Un combat commence : un écran apparaît, nos ennemis à gauche, notre équipe à droite. Chaque camp attaquera l’un après l’autre, avec quelques subtilités. Chaque bouton du pad, quatre au total, est associé à un de nos persos. Appuyer sur ce bouton le fait attaquer. Selon son arme, notre rythme et le nombre de pressions, ce perso pourra ou non effectuer une combo. L’essence du combat consiste à marier, et pourquoi pas entremêler les attaques de nos alliés selon un ordre bien réfléchi. Avec un petit exemple c’est tout de suite plus simple : l’arc de ma Valkyrie offre la possibilité d’un triple combo. Le premier de ses coups envoie l’adversaire dans les airs, et une fois dans les airs, chaque coup donné à un ennemi nous offre des bonus intéressants. Je vais donc essayer de faire décoller notre ennemi par le premier coup de la Valkyrie, puis je vais tenter un « juggle » avec un perso à frappe rapide, avant que me victime retombe. Et ça se complexifie vite, avec quatre persos à gérer, un mode « rage » extrêmement important nous permettant de lancer des « limites », des ennemis quasi insensibles à certaines attaques, nos magiciens qui nous imposent de faire du combo… Ce système a-priori complexe se révèle hyper dynamique, mixant intuition et rigueur, pour un délicieux feeling, entre défoulement et tactique. C’est aussi ça la marque de Valkyrie Profile : un système de combat moderne, figurant parmi les plus intéressant du genre.
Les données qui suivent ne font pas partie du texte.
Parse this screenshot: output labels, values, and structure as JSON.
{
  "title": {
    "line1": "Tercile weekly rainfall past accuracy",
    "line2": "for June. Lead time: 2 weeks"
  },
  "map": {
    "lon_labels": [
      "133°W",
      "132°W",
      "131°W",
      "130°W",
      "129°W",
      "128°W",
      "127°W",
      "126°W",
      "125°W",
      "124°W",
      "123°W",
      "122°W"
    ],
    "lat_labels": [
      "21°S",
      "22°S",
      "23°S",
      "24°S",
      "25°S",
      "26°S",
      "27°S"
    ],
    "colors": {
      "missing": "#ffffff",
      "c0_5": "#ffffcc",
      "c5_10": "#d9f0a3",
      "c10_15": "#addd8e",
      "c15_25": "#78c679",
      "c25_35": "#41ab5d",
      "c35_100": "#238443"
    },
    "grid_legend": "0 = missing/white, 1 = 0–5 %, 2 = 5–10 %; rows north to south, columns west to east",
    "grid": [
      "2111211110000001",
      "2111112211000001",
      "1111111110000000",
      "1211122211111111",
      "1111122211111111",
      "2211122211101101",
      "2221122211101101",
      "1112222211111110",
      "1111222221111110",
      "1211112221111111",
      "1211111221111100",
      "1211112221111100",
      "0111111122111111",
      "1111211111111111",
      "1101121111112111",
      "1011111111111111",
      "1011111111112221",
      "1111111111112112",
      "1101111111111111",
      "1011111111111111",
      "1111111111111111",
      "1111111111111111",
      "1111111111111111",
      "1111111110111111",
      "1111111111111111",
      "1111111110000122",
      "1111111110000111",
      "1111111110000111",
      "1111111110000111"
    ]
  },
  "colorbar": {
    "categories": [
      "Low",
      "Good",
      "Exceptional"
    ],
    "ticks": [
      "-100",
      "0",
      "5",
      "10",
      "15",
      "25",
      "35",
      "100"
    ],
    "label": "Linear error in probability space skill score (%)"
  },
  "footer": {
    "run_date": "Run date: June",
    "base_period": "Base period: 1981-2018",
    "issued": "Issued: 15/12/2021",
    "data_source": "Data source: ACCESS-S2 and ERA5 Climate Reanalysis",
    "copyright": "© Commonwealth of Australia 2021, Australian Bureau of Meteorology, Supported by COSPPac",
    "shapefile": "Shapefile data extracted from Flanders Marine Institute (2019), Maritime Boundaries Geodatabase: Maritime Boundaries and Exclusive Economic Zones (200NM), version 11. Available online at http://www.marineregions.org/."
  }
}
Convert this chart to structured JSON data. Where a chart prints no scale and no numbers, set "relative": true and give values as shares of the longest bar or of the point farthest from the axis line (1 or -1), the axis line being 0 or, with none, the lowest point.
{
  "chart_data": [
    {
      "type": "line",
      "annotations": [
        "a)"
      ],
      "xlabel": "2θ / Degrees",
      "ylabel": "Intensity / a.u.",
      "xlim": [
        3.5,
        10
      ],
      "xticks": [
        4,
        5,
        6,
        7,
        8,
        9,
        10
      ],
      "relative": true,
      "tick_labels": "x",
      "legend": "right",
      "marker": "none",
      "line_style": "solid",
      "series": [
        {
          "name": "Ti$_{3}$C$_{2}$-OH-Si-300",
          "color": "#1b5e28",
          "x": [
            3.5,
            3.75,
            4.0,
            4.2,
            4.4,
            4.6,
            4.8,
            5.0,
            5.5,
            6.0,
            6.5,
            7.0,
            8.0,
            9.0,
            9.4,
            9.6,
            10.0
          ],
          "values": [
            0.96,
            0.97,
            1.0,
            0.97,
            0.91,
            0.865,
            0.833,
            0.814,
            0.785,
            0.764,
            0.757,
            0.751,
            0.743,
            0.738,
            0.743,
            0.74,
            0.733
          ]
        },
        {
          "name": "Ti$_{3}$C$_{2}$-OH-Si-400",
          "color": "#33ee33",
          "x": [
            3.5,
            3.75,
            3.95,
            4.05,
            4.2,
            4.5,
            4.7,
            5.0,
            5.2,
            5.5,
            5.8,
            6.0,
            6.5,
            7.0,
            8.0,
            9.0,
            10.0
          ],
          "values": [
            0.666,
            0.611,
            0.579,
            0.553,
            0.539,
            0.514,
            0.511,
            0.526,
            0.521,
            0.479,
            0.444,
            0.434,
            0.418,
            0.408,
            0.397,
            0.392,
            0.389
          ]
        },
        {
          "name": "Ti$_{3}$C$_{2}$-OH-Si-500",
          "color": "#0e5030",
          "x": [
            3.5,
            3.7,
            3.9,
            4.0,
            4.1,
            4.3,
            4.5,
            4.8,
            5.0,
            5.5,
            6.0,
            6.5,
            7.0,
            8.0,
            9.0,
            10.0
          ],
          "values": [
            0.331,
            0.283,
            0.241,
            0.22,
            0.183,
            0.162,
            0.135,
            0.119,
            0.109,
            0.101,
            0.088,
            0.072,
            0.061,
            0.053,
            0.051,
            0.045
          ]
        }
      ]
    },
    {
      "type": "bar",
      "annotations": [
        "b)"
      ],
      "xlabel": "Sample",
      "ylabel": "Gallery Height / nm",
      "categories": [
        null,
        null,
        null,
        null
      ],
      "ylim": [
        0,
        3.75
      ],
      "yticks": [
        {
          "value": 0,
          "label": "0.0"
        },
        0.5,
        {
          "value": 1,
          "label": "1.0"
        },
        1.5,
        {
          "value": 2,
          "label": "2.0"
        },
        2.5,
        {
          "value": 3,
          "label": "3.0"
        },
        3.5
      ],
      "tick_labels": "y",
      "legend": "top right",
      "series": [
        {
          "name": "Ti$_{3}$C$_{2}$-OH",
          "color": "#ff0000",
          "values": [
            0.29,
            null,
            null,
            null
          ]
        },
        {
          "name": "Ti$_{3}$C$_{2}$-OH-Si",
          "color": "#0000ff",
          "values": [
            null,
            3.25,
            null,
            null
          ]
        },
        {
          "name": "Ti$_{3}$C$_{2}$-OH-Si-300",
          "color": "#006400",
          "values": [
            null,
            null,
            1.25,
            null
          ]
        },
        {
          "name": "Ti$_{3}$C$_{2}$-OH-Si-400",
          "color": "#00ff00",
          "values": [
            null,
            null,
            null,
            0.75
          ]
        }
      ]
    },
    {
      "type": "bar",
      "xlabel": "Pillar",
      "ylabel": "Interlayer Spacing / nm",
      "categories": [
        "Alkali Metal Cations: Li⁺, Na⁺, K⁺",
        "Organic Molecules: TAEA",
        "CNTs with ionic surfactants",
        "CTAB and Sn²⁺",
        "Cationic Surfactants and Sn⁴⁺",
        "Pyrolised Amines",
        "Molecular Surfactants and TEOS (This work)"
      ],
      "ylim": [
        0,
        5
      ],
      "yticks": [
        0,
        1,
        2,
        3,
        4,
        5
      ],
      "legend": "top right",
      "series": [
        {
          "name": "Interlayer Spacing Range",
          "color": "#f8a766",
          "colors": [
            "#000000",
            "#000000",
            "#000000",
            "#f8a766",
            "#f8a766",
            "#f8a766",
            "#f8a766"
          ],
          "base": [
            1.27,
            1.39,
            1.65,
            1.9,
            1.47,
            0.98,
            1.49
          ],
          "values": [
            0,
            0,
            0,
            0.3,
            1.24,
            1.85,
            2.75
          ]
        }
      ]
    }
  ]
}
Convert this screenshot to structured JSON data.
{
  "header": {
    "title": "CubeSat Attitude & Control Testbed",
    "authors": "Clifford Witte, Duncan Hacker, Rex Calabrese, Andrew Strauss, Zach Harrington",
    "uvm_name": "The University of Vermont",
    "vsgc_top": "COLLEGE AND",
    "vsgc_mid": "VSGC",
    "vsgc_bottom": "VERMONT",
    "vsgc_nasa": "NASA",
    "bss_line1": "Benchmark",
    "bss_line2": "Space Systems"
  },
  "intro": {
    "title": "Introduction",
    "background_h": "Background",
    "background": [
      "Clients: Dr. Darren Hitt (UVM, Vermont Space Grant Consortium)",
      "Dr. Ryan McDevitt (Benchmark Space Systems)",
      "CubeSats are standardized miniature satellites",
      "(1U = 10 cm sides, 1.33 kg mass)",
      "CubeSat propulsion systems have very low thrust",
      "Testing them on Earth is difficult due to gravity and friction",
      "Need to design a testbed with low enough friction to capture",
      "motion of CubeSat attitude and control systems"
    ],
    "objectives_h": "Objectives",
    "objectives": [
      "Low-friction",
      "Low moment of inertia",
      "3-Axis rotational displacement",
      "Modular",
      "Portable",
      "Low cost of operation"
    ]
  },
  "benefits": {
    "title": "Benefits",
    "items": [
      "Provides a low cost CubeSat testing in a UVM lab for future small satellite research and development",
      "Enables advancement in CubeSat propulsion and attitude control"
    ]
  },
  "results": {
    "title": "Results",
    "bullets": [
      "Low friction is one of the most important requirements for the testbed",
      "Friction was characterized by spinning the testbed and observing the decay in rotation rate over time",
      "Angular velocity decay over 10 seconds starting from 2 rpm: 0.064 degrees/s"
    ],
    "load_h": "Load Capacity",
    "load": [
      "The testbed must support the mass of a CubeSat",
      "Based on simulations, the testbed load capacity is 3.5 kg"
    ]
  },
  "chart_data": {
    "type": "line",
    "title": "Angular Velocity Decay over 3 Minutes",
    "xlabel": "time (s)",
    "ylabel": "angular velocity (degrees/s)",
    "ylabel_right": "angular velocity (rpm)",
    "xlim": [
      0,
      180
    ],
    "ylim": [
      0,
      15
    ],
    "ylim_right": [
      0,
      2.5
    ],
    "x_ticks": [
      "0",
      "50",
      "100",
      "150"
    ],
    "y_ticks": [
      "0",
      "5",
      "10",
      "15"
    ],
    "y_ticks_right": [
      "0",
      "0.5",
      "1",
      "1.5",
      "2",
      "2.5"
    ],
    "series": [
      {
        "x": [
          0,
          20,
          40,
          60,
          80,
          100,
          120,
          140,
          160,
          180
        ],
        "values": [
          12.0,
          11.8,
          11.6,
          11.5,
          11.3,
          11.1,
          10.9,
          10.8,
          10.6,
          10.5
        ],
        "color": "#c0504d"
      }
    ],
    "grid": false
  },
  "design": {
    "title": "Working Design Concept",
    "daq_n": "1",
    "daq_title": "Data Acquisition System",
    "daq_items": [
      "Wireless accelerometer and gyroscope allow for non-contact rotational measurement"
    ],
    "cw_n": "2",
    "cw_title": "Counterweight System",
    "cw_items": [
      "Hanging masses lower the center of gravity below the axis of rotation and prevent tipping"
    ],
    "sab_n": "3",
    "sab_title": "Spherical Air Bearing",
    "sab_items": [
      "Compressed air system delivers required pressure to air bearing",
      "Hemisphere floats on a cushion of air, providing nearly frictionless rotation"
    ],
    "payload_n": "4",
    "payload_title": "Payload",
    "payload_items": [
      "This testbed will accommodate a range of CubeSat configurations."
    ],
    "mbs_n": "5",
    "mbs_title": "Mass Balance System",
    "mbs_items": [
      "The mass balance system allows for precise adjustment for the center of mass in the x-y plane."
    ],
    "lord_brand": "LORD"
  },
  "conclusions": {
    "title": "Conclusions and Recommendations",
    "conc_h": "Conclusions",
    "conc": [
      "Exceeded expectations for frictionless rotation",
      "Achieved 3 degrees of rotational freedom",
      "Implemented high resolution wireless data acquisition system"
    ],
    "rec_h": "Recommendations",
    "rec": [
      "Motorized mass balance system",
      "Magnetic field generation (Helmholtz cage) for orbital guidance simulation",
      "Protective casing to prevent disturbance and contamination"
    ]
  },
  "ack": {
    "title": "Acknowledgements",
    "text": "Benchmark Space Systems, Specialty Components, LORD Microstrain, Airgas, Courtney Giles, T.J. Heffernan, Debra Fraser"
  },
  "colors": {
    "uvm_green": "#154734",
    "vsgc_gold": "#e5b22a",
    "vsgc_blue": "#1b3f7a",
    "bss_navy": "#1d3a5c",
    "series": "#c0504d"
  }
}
Avec des combats aussi sympas, avancer dans le jeu est un vrai bonheur. Le seul grain de sable dans ce rouage pourtant si bien huilé, sera les donjons. En fait, ils sont très particuliers. La progression se faisant uniquement sur un plan 2D, ces donjons lorgnent pas mal du côté du genre plate-forme. Une bonne idée,en théorie, qui se révèle plutôt chiante manette en main. Le premier truc galère, c’est que l’architecture 2D pousse vers un effet « labyrinthe ». En gros, malgré la présence d’une map, c’est pas toujours évident de s’y retrouver entre toutes ces salles. Le deuxième point noir, c’est que notre Valkyrie, malgré ses capacités (double-sauts, blocs de cristal…) n’a pas vraiment la forme insolente d’un Mario, ce qui rend ces nombreuses phases rigides et pas franchement très bandantes. Et enfin, les trois quarts des donjons ont un level design assez pauvre, il faut attendre la fin du jeu ou les donjons spécifiques du hard mode pour voir des trucs intéressants, exploitant les (tout de même) bonnes idées du gameplay. Au final difficile de juger Valkyrie sur ses donjons, d’un côté la facette plate-forme est agréablement rafraîchissante, de l’autre le gameplay n’est pas vraiment transcendant. Et il faut rajouter à ça ce petit côté rétro, bien présent pour le meilleur comme pour le pire, à savoir peu d’indications sur ce qu’on doit faire, des PNJs à trouver pour pouvoir avance … Le jeu a assez vieilli de ce côté là.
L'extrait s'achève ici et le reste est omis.